Tom’s son Casey Fitzgerald The Captain of the Wolf Hartford Package is NHL’s development team for the New York Rangers. During a match in December 2024, Casey was tied into a play. Although the injury was not evident at first, when Casey was coming off the ice, an opposing player noted that his neck was bleeding.
“They were showing (the play) and there was another angle that I was told. I didn’t want to see that angle,” Tom remembered. “The only angle I saw was the one I watched (before) and you couldn’t see (the cut) really. The more I spoke, the more I started being choked a little wondering how lucky we are. I get tagged up now. It’s hard. I don’t want any parent to go through. You don’t understand.”

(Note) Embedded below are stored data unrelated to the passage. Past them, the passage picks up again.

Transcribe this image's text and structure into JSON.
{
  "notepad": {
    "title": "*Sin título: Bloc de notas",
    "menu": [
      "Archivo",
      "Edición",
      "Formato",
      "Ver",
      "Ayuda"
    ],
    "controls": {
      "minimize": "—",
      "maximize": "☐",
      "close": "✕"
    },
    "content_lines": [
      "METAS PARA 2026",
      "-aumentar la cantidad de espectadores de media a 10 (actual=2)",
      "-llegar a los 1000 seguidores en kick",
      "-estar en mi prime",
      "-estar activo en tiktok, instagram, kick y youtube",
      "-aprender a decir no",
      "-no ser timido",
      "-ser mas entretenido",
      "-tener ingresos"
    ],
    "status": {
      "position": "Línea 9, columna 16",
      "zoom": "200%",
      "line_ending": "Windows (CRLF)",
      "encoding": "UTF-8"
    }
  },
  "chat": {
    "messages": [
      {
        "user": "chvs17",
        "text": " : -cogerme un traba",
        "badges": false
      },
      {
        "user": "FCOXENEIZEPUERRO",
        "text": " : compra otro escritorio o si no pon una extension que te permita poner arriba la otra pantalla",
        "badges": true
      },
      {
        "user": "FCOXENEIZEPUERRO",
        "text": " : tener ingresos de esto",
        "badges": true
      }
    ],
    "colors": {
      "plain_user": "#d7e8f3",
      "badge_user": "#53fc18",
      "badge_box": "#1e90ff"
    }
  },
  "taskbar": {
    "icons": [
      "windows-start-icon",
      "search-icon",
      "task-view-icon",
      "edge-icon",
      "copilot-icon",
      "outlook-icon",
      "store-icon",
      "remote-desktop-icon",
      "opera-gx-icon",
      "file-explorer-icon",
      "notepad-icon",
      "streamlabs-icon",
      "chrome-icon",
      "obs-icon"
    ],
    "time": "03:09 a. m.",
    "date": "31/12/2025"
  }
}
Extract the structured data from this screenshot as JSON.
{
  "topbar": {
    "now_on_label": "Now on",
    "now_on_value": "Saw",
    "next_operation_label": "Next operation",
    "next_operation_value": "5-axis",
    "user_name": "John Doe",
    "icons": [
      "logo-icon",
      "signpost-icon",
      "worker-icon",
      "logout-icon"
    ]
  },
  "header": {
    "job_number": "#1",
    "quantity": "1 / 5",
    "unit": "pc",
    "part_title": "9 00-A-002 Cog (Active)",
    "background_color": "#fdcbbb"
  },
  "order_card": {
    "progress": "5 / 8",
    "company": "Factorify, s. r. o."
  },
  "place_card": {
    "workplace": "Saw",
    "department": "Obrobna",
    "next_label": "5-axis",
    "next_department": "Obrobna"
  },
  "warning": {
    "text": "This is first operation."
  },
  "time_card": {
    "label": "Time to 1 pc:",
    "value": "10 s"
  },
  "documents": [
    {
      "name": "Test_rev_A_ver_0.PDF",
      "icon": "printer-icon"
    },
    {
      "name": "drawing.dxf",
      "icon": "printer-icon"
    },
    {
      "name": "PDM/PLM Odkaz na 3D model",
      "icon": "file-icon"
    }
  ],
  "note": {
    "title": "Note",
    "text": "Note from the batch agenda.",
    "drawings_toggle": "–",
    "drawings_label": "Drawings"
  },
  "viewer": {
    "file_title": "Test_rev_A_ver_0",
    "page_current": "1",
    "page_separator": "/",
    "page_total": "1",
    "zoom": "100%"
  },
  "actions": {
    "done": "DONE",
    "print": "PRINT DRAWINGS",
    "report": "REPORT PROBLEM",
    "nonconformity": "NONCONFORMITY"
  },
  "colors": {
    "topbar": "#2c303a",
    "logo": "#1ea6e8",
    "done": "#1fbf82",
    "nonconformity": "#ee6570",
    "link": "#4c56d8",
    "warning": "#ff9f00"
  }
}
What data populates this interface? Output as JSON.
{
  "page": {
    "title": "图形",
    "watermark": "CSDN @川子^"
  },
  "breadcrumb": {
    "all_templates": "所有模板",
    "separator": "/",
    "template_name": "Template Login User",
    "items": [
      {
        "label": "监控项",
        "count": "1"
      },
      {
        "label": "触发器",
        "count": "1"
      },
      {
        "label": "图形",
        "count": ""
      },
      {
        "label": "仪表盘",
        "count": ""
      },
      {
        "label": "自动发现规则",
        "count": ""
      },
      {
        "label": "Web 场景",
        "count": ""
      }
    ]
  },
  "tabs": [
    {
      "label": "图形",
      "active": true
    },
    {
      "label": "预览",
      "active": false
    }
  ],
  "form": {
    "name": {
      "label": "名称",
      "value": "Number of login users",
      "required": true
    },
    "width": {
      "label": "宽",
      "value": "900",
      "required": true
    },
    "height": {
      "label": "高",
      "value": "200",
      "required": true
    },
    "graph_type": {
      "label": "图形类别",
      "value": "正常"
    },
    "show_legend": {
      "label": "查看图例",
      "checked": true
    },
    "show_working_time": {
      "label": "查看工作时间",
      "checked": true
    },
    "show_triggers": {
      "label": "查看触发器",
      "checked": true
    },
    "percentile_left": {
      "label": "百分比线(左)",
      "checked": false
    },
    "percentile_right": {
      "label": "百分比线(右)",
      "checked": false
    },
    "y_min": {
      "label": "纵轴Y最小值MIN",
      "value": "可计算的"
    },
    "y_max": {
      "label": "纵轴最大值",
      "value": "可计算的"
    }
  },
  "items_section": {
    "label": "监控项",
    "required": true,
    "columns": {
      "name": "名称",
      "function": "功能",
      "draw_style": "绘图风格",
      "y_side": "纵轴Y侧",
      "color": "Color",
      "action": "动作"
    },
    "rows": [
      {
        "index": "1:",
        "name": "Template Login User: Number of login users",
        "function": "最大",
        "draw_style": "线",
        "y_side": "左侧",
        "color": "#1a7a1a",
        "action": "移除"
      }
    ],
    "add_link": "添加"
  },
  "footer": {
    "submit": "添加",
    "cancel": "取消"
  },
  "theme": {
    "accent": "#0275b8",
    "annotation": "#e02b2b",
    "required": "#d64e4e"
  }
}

Casey ended Have 25 stitches and make a full recovery. He returned to the skating floor three days later. While Casey is right now, Tom has a new perspective. The hockey executive does not want any other parent to go through what his family did.
“We’re very lucky,” Tom shared. “But why the players don’t think a big picture against righteous, it’s about (their) career today? If they’ve ever thought of their parents watching what we were watching, they would think differently.”

Since the incident has acted to help prevent the security issue. Tom is the only GM hockey on the NHL cutting resistance committee. In addition to Tom, the group contains a higher VP of NHL hockey operations Kris kingVp of hockey operations The sex of the PascaMembers of the NHL Players Association and team equipment managers.
As a member of the committee, Tom has helped to put ideas on how to protect players.
“The first thing I thought about was the jaw guard,” explains Tom. “If you can mandate players to least get the two fingers rule (of a comment under their jaw), would Kevlar’s jaw guard stop (the worst of it for Casey)? I don’t know if it would have stopped it all, but only such ideas. And a prototype is done as we talk.”
While many of the protective equipment is optional For athletes At present, Tom has offered the men of a anxious parent thinking perspective.
“My message was justified, ‘Tell the players you don’t want your parents to possibly go through something like this,” he told the outlet. “(It’s) scary. Give as much protection as you can possibly because you’re going to stop playing at some point, and you’re going to have to live the rest of your life. So live it.”